The full scope of the plan may not be known for months, but a statement released on Thursday said China wants to focus on economic autonomy and technological independence. Doing so will help insulate the country from US efforts to limit their access to critical technologies.
“[We will] “Cultivate a strong domestic market and establish a new growth paradigm,”; the statement said. “Domestic consumption will be a strategic focus.”
The statement did not set any specific goals. But messages from Beijing are being watched closely right now.
“Economic globalization is now facing headwinds,” said Han Wenxiu, a senior finance official with the Central Committee of the Communist Party of China. The pandemic, coupled with increased protectionism, has undermined international economic cooperation, Han added.
The need for renovation at home has been emphasized by Wang Zhigang, Minister of Science and Technology of China.
“Technology self-sufficiency is a strategic pillar for the nation’s development,” Wang said. “We have to drive independent innovation and do our own job well. That’s because critical technologies cannot be purchased or required. [from others]. “
Easier said than done
China’s desire to achieve economic self-sufficiency is not new. Many of the country’s Five-Year Plans prioritize sustainable growth and the expansion of the domestic industry. And an ambitious recent 10-year plan – “Made in China 2025” – was created to push China’s manufacturing sector into more technologically advanced areas.
But achieving economic independence is easier said than done.
Julian Evans-Pritchard, senior China economist at Capital Economics, wrote in a study last weekend: “There is no guarantee that efforts to promote self-sufficiency in specific sectors will succeed.
For the advanced sectors, the loss of independence from foreign countries is even more difficult. China relies heavily on other countries for the chipsets it needs to build the next generation of technology. The country imported chips worth more than $ 300 billion last year, about $ 64 billion more than it spent on crude.
“Made in China 2025” aims to help China ease that dependence and include the target of 40% of the chips produced domestically by 2020. That ratio is expected to rise to 70% by 2025.
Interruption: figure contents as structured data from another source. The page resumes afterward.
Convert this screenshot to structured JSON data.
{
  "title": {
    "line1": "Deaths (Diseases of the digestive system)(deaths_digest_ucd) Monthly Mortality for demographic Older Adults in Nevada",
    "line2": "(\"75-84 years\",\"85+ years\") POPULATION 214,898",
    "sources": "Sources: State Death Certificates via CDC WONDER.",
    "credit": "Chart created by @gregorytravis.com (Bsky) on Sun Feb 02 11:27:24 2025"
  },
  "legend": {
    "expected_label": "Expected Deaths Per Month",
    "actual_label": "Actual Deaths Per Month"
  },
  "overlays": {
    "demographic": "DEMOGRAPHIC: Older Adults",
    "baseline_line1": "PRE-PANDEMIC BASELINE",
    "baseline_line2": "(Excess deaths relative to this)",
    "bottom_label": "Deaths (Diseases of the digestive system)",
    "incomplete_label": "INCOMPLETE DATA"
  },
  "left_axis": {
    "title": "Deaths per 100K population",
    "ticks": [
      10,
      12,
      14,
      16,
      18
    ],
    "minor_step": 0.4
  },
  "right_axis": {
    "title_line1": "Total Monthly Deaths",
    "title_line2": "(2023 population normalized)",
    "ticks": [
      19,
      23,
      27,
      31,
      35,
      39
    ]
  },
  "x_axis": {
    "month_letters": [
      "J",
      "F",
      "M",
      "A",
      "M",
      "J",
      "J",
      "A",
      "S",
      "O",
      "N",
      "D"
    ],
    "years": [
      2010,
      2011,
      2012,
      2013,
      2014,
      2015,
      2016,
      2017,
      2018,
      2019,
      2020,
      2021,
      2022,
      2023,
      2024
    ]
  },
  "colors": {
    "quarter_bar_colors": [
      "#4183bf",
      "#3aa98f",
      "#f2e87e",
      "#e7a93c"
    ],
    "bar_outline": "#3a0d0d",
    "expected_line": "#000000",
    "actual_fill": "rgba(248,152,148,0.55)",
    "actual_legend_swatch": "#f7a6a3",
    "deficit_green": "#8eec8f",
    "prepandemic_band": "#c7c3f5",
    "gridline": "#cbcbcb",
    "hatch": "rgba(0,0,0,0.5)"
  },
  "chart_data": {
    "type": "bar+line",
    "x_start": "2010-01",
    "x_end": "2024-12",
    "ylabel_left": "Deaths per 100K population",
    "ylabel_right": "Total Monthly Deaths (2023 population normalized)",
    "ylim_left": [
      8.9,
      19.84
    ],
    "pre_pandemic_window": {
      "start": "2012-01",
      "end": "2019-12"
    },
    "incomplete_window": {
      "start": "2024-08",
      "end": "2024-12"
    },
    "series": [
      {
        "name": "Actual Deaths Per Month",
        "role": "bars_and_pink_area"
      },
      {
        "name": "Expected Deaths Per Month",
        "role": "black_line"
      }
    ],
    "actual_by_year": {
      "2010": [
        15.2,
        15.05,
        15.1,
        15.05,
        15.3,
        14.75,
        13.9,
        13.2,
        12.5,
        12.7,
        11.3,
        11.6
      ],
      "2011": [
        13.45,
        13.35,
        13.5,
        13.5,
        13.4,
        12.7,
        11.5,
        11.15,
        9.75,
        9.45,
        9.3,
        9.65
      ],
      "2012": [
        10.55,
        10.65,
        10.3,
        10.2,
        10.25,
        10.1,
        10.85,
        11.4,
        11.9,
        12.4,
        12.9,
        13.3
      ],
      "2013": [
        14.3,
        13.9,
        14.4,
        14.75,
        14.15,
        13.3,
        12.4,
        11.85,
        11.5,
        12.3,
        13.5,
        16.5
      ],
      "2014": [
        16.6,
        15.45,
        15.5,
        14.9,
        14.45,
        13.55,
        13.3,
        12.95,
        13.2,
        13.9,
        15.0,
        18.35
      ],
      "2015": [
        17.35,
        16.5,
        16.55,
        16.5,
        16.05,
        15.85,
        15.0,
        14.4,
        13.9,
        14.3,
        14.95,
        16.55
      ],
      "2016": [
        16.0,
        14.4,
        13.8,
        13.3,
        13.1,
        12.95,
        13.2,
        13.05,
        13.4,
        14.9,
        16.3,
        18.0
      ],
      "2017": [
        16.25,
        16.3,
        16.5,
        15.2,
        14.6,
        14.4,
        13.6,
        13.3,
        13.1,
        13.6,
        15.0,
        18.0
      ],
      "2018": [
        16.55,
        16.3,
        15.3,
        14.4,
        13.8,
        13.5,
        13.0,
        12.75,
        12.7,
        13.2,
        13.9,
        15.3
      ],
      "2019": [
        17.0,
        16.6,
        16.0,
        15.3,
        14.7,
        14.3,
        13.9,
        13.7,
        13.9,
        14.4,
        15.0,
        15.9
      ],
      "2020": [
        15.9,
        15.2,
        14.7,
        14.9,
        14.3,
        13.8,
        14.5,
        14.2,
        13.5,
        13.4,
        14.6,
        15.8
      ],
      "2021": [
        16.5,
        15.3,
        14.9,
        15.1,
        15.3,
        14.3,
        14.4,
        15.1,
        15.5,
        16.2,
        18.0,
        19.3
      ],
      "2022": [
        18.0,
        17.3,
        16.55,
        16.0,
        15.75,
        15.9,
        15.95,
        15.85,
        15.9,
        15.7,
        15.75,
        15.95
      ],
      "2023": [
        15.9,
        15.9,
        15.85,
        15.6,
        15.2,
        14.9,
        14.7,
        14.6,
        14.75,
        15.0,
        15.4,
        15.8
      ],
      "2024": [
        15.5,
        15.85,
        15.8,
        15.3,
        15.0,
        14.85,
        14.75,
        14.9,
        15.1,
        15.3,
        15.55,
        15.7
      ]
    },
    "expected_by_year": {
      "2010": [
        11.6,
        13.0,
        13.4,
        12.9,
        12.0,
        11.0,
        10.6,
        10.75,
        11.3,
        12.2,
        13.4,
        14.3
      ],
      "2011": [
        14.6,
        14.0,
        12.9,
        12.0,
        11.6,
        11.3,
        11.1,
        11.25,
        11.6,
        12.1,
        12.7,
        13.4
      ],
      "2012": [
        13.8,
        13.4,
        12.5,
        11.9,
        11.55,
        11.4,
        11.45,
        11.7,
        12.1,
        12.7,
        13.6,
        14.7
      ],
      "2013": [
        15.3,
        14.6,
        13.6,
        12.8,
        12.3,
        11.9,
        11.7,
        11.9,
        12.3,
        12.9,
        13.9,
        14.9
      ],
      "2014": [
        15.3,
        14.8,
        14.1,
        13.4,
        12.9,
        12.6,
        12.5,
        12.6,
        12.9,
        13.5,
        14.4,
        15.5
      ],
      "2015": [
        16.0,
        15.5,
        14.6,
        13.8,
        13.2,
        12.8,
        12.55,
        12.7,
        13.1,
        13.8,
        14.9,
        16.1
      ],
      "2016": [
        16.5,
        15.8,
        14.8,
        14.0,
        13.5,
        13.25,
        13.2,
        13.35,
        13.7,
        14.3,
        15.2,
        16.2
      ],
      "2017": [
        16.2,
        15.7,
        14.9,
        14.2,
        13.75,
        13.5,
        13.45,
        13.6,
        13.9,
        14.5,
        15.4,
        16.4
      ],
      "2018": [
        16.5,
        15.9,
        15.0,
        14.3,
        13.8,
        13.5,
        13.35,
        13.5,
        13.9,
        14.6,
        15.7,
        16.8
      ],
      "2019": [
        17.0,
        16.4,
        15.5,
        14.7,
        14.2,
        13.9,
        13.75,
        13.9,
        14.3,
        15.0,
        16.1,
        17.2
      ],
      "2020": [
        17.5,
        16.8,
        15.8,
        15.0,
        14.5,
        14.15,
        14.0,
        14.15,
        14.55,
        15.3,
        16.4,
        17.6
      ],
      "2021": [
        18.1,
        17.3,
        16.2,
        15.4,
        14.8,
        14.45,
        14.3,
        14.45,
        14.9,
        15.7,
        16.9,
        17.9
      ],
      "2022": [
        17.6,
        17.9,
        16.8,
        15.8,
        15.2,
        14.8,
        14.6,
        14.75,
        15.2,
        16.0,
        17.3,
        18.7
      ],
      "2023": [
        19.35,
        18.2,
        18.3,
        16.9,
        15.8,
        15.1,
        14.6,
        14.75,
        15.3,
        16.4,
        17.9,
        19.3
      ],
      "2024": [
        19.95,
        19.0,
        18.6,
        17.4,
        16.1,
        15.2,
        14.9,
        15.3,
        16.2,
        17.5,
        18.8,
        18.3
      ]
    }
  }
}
Chaoping Zhu, global market strategist at JP Morgan Asset Management, said: “Given the huge gap between China and the US in the semiconductor industry, China will have to invest enormous amounts in a long time to catch up material progress ”. In Shanghai.
He wrote in a report on Friday that there are still doubts as to whether China can achieve autonomy in many areas, with chips topping that list.
According to Evans-Pritchard, self-sufficiency economy is not always good for economic development. He notes that firms are most productive when they can freely choose between domestic or imported inputs without political interference.
“Pursuing self-sufficiency (literally) is a textbook way to reduce productivity,” he wrote.
Beijing could be tied up
However, China may have no other choice when pursuing further economic independence.
“Faced with the risks of extending restrictions, developing domestic capacity and reducing dependence on foreign technology is becoming increasingly important for China,” Zhu wrote. from JP Morgan.
Evans-Pritchard argues that China still needs to find a way to solve its biggest problems, including over-reliance on infrastructure-focused investment as a means of protecting growth, and old population.
“Without faster progress in tackling structural problems, we think growth could slow to just 2 percent by 2030,” he said.